スーパーNOVAのモータースポーツへの参入は1991年にさかのぼる。スーパーNOVAは1991年に「スーパーNOVAレーシングチーム」を創設し、全日本フォーミュラ3選手権(以降、全日本F3とする)に参戦した。スーパーNOVAは競争が激しいことで知られる全日本F3において、1991年から1993年までのわずか3年間のうちにフロントランナーとしての地位を獲得した。

 

 
1994年にはスーパーNOVAは活動の舞台を海外へと広げ、ヨーロッパを中心に開催されるFIA国際フォーミュラ3000選手権(以降、国際F3000とする)に参入した。デビッド・シアーズ率いるチームは参戦1年目からタイトル争いに加わる大健闘を見せた。この年のチャンピオン争いは終盤までもつれ、4人のドライバーが最終戦マニクールでタイトルを賭けて戦うこととなった。激戦の末、スーパーNOVAのドライバー、ビンチェント・ソスピリ(イタリア)は惜しくもシリーズ4位にとどまったが、参戦1年目の駆け出しチームとしては驚くべき好成績を修めたのである。

1995年、スーパーNOVAは国際F3000参戦2年目にしてシリーズを完全支配するにいたった。2人のドライバー、ビンチェント・ソスピリ(イタリア)とリカルド・ロセット(ブラジル)が操るレイナード95Dは全8戦中、5戦のチェッカーフラッグを勝ち取った。最終戦を残す時点ではソスピリ、ロセットとチームメイト同士がシリーズタイトルをかけて争う展開となり、まさにスーパーNOVAの独壇場となった。

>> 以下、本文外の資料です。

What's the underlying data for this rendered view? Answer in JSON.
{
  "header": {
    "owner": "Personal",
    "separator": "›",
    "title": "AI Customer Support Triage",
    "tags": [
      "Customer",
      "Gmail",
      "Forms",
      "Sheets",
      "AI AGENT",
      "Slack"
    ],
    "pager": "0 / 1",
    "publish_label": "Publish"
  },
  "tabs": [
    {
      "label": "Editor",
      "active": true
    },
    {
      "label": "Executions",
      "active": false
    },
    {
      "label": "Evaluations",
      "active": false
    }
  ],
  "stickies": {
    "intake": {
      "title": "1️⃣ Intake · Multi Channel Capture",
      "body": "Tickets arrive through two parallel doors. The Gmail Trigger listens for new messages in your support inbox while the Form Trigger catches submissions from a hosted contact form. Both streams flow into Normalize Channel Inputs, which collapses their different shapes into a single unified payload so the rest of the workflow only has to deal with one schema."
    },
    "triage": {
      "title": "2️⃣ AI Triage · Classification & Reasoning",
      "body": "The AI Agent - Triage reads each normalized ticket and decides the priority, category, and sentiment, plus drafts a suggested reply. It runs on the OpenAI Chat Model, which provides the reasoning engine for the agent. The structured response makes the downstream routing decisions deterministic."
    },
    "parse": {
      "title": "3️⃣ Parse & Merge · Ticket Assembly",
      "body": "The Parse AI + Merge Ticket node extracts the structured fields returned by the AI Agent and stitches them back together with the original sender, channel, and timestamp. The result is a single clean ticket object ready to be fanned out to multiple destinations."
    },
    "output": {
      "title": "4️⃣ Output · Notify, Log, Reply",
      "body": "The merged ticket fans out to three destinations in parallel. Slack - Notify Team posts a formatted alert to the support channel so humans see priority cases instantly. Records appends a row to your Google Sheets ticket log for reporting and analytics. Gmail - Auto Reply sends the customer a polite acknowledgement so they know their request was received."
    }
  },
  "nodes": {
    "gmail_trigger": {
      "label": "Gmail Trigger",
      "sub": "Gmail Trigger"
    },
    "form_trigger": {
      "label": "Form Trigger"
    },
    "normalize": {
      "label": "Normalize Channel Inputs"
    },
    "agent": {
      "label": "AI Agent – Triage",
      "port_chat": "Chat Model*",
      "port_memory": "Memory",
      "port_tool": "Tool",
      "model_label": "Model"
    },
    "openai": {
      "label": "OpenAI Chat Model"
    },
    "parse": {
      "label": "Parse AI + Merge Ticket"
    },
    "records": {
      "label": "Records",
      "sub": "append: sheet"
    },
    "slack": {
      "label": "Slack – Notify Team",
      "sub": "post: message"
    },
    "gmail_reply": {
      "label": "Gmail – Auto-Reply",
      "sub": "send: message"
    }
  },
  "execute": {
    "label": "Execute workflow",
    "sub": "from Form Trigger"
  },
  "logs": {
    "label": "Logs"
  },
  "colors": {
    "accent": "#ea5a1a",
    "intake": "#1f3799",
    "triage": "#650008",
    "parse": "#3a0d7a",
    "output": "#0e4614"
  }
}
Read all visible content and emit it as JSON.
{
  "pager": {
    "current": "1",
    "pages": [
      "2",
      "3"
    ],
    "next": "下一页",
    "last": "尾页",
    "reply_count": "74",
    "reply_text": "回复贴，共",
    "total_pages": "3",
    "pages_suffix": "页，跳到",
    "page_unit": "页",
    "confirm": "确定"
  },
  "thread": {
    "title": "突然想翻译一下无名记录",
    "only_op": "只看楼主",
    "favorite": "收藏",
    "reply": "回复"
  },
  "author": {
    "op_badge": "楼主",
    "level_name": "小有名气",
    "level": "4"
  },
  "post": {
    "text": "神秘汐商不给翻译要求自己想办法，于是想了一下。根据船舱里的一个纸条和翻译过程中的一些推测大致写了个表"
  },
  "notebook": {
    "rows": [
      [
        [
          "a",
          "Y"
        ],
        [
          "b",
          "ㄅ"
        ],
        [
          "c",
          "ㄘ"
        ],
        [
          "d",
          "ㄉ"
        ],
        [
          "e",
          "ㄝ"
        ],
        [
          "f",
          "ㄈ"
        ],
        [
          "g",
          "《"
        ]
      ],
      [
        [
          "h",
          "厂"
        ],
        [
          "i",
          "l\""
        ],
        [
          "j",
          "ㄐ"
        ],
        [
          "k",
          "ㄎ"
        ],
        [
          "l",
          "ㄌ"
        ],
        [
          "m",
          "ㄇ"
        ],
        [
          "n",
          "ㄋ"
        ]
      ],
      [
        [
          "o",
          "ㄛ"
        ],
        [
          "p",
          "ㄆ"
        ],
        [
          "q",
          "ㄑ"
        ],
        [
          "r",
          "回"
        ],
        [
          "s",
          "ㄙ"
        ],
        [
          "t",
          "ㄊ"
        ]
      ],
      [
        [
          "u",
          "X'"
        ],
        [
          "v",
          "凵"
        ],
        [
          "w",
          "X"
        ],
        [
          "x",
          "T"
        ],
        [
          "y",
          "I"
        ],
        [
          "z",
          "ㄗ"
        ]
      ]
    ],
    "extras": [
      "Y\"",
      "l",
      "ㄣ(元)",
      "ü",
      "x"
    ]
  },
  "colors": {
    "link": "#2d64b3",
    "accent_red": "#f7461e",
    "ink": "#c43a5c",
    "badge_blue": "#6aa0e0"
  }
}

シリーズを通じて、他のチームが26ポイント以上上げられなかったのに対し、スーパーNOVAはなんと72ポイントも獲得した。



1996年、またもスーパーNOVAは終始シリーズをリードすることになる。ケニー・ブラック(スウェーデン)は優勝4回、表彰台7回と常にタイトル争いの最前線にいた。最終戦にもつれこんだタイトル争いで、ケニー・ブラックはトップでチェッカーフラッグを受けたが黒旗失格となり議論を巻き起こした。マルコス・グエイロス(ブラジル)は5位でシーズンを終えた。ケニー・ブラックはタイトルを逃したものの、誰の目にも真のチャンピオンはケニー・ブラックであった。



1997年、スーパーNOVAはタイトル奪取をチームの使命としてシリーズに望んだ。この年のレース優勝者数は6人にのぼり、タイトル争いはまたもや終盤戦にもつれこんだ。シリーズチャンピオンをめぐり、6人のドライバーが1ポイントを争う熾烈な戦いとなったが、リカルド・ゾンタ(ブラジル)が第9戦ムジェロでシリーズ通算4勝目を上げ、見事タイトルを獲得。スーパーNOVAに再び栄冠をもたらした

 

1998年もポールポジション9回、表彰台9回とスーパーNOVAにとってまたもよい年となった。フアン・パブロ・モントヤ(コロンビア)は最終戦ニュルベルグリングでタイトルを決めた。モントヤは常にポイント争いをリードしていたが、この年も最終戦を終えるまで王座を宣言することはできなかった。最終戦の結果もまったく予測不可能だったため、モントヤがフィニッシュラインを通過するまでチームの興奮が収まることはなかった。

 

1999年シーズンはスロースタートとなったが、ジェイソン・ワット(デンマーク)はシリーズ後半にかけて実力を遺憾なく発揮し、終盤2戦をポールポジションから圧勝した。チームメイトのデビッド・サレンズ(ベルギー)も幾度となくポイントを獲得し、チームとしてシリーズ2位という好成績を収めた。ドライバーのタイトル争いにおいてもジェイソンが2位を獲得した。


 
スーパーNOVAは英国ノーフォーク州グリストンにある1万1,000平方フィートのレースファクトリーを拠点に活動を繰り広げている。デビッド・シアーズのリーダーシップのもとに15人の常勤スタッフが働いている。シアーズがチーム運営を統括し、アンディ・ロシェとロブ・クレスウェルという2人のレースエンジニアが技術面での指揮を担当している。ザイテックエンジニアリングは3リッターV8エンジンを供給している。